To be fair, probably not that influenced by Russia. The problem is that Netanyahu is, while being a complete narcissist, a very smart strategist - and he will do whatever it takes to be and stay Prime Minister (particularly as he is being pursued for corruption charges, and has some level of immunity if Prime Minister - note by the way that while some of these relate to money, and those relating to his wife primarily do, the rest not so much, more of them relate to buying influence with newspapers etc, I'd say he is more interested in power than money, although power gives you the ability to dish out largesse). And he manipulated the system very effectively by welding three lunatic right wing parties together so that together they got over the threshold, so he then had enough votes to form a majority. Each one of these three is horrible, but in different ways, one of them is specifically anti LGTBQ, and only has one member in Knesset, and would never have gotten in if that party hadn't been part of this three part joined party that Netanyahu constructed. And the left wing parties didn't unite like this, so a number of votes were lost because people voted for parties that didn't get over the threshold. Whether the fact that the parties opposed to Netanyahu didn't unite was due to Russian influence, I suppose it is possible, but I think they were just ideological enough and the differences between them felt significant enough to them that they wanted to run independently, but it was a bad, bad mistake.

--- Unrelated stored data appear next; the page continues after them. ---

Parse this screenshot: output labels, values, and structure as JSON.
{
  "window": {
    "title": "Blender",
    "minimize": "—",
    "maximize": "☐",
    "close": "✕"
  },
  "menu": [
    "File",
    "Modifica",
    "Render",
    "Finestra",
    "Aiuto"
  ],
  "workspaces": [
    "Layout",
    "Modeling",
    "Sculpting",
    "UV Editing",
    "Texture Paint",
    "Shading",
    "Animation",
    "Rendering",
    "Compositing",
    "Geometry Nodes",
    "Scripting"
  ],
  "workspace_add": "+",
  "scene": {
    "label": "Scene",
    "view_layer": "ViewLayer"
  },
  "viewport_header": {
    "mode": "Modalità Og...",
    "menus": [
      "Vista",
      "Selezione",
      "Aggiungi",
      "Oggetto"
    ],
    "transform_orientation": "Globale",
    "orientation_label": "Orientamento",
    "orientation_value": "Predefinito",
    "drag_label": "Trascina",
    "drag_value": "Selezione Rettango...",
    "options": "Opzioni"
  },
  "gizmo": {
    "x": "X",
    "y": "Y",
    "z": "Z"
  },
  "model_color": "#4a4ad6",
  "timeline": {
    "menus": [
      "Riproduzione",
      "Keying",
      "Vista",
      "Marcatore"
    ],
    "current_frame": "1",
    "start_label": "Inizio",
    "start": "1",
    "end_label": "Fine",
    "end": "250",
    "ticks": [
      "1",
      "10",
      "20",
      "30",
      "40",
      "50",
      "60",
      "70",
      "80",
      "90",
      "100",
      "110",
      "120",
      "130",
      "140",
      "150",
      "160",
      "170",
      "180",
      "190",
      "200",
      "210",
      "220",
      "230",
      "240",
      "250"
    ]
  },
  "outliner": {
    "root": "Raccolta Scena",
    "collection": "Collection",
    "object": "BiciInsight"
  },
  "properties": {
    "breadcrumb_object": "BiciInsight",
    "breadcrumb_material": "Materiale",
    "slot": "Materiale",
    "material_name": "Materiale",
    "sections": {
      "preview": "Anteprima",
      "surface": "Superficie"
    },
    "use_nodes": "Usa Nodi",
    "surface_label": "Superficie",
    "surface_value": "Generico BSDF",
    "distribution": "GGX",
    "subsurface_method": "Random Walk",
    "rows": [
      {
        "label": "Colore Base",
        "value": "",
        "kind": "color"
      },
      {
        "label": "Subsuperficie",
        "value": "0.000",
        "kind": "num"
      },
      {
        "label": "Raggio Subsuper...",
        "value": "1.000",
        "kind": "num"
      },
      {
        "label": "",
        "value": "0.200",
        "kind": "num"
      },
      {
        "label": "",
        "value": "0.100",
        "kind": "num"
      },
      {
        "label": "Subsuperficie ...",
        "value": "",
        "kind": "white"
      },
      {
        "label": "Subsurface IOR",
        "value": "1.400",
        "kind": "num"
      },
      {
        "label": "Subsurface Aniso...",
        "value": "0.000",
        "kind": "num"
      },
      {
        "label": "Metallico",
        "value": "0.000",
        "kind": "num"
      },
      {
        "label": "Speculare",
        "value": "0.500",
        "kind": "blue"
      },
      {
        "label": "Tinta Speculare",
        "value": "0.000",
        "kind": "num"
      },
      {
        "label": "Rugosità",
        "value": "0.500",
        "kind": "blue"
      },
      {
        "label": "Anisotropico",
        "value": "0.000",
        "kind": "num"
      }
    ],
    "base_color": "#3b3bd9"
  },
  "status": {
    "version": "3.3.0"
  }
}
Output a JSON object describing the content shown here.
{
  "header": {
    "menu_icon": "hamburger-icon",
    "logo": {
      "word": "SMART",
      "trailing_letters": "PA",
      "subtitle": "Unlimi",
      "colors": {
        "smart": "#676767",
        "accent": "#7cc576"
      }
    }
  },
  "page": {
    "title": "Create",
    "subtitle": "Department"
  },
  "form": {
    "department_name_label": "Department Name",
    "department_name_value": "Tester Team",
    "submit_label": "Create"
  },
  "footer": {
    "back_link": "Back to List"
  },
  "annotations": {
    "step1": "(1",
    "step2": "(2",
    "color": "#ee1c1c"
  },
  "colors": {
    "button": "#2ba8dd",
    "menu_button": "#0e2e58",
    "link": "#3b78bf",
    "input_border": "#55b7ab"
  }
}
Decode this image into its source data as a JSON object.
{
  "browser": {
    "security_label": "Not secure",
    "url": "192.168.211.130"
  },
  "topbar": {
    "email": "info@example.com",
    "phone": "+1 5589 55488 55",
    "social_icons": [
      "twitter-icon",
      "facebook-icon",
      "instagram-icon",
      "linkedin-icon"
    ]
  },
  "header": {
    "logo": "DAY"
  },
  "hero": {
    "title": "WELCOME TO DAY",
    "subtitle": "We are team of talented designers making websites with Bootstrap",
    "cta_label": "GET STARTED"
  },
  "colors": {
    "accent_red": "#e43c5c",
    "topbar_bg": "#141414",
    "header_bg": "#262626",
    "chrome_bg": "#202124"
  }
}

But now Netanyahu has to govern with these horrible coalition partners, plus the ultra orthodox religious parties (not that they are so nice either, but they just want control of housing as there is a desparate shortage for their growing population and money for their yeshivot and to keep their boys out of the army and in yeshiva and away from secular subjects that could mean they could be productive earners in the future, they traditionally don't care about foreign policy or even much domestic policy beyond that) who all give him his majority (if pretty much any of them walk, his government falls - as he has 63 in the Knesset out of 120). So the right wing three parties that got in as one have an enormous amount of power, even though there are only six of them. And they are real ideologues, so not for turning.